TAOCP 2.5 Exercise 18

Section 2.5: Dynamic Storage Allocation

Exercise 18. [**] [20] Figures 42 and 43 were obtained using the same data, and essentially the same algorithms (Algorithms A and B), except that Fig. 43 was prepared by modifying Algorithm A to choose best-fit instead of first-fit. Why did this cause Fig. 42 to have a large available area in the higher locations of memory, while in Fig. 43 there is a large available area in the lower locations?

Verified: yes
Solve time: 1m33s

With first-fit, Algorithm A always takes the first available block large enough to satisfy a request. Since allocation begins near the lower addresses and proceeds upward through the available list, free space tends to be consumed in low memory. When blocks are later returned and coalesced by Algorithm B, much of the unused space accumulates toward the higher addresses. This explains the large available region at the high end of memory in Fig. 42.

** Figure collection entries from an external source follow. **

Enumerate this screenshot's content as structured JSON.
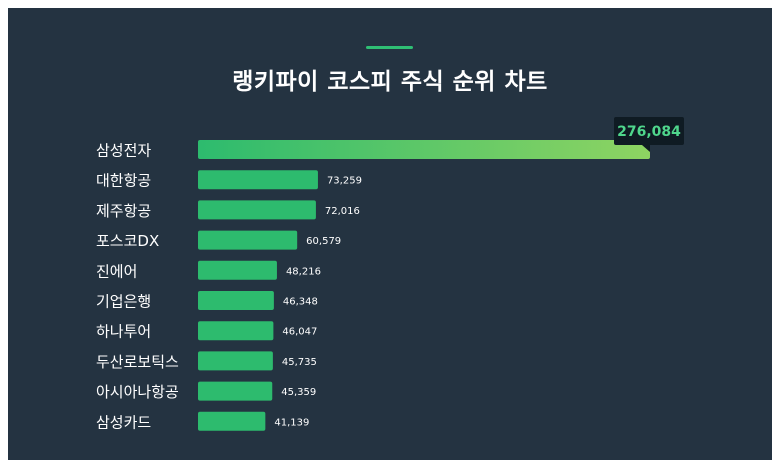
{
  "colors": {
    "background": "#243341",
    "accent": "#2fbf74",
    "bar": "#2dbb6e",
    "top_bar_start": "#2dbb6e",
    "top_bar_end": "#8ed462",
    "top_label_bg": "#0f1b23",
    "top_label_text": "#4fd68c",
    "text": "#ffffff"
  },
  "chart_data": {
    "type": "bar",
    "orientation": "horizontal",
    "title": "랭키파이 코스피 주식 순위 차트",
    "categories": [
      "삼성전자",
      "대한항공",
      "제주항공",
      "포스코DX",
      "진에어",
      "기업은행",
      "하나투어",
      "두산로보틱스",
      "아시아나항공",
      "삼성카드"
    ],
    "values": [
      276084,
      73259,
      72016,
      60579,
      48216,
      46348,
      46047,
      45735,
      45359,
      41139
    ],
    "value_labels": [
      "276,084",
      "73,259",
      "72,016",
      "60,579",
      "48,216",
      "46,348",
      "46,047",
      "45,735",
      "45,359",
      "41,139"
    ],
    "xlim": [
      0,
      276084
    ],
    "grid": false,
    "legend": "none"
  }
}
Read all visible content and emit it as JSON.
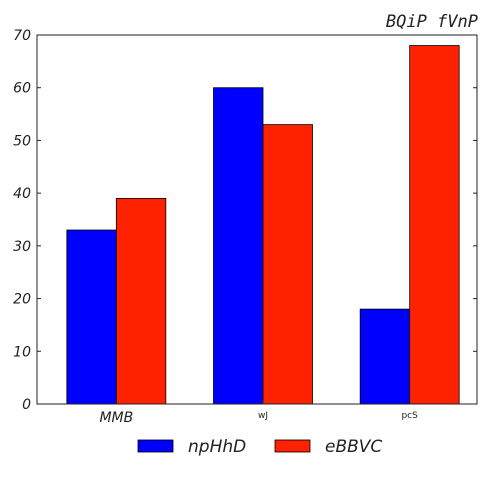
{
  "chart_data": {
    "type": "bar",
    "title": "BQiP fVnP",
    "xlabel": "",
    "ylabel": "",
    "categories": [
      "MMB",
      "wJ",
      "pcS"
    ],
    "series": [
      {
        "name": "npHhD",
        "values": [
          33,
          60,
          18
        ],
        "color": "#0000ff"
      },
      {
        "name": "eBBVC",
        "values": [
          39,
          53,
          68
        ],
        "color": "#ff2200"
      }
    ],
    "ylim": [
      0,
      70
    ],
    "yticks": [
      0,
      10,
      20,
      30,
      40,
      50,
      60,
      70
    ],
    "grid": false,
    "legend_position": "bottom"
  }
}
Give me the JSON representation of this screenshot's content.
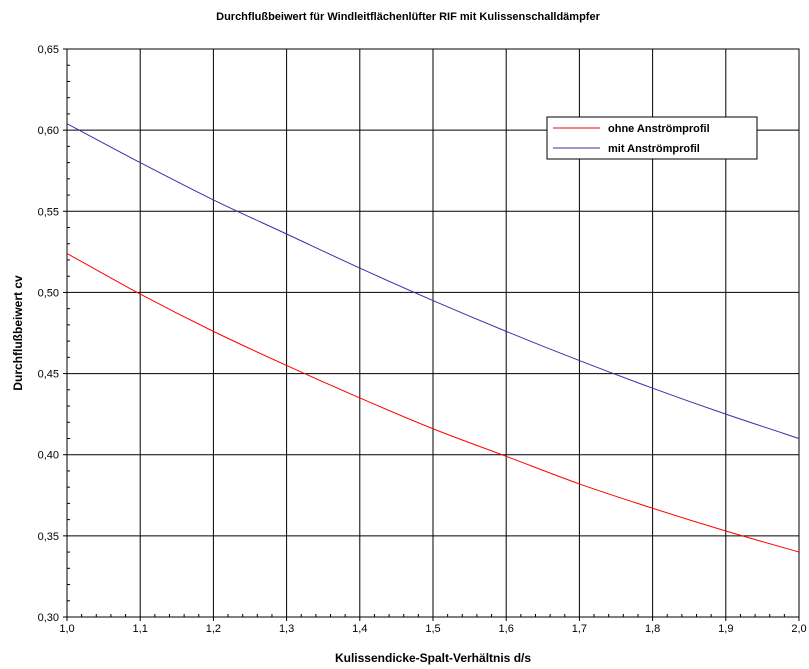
{
  "chart_data": {
    "type": "line",
    "title": "Durchflußbeiwert für Windleitflächenlüfter RIF mit Kulissenschalldämpfer",
    "xlabel": "Kulissendicke-Spalt-Verhältnis d/s",
    "ylabel": "Durchflußbeiwert cv",
    "xlim": [
      1.0,
      2.0
    ],
    "ylim": [
      0.3,
      0.65
    ],
    "xticks": [
      "1,0",
      "1,1",
      "1,2",
      "1,3",
      "1,4",
      "1,5",
      "1,6",
      "1,7",
      "1,8",
      "1,9",
      "2,0"
    ],
    "yticks": [
      "0,30",
      "0,35",
      "0,40",
      "0,45",
      "0,50",
      "0,55",
      "0,60",
      "0,65"
    ],
    "grid": true,
    "legend_position": "top-right",
    "x": [
      1.0,
      1.1,
      1.2,
      1.3,
      1.4,
      1.5,
      1.6,
      1.7,
      1.8,
      1.9,
      2.0
    ],
    "series": [
      {
        "name": "ohne Anströmprofil",
        "color": "#ff0000",
        "values": [
          0.524,
          0.499,
          0.476,
          0.455,
          0.435,
          0.416,
          0.399,
          0.382,
          0.367,
          0.353,
          0.34
        ]
      },
      {
        "name": "mit Anströmprofil",
        "color": "#3333aa",
        "values": [
          0.604,
          0.58,
          0.557,
          0.536,
          0.515,
          0.495,
          0.476,
          0.458,
          0.441,
          0.425,
          0.41
        ]
      }
    ]
  }
}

With best-fit, Algorithm A chooses the smallest available block that can satisfy the request. Small requests therefore tend to consume the small fragments scattered throughout memory, while the largest free blocks are preserved. Since the largest free areas are often produced by coalescence and tend to occur near the upper addresses, they remain intact longer. Consequently the remaining free space is concentrated toward the lower addresses, producing the large available region at the low end of memory seen in Fig. 43.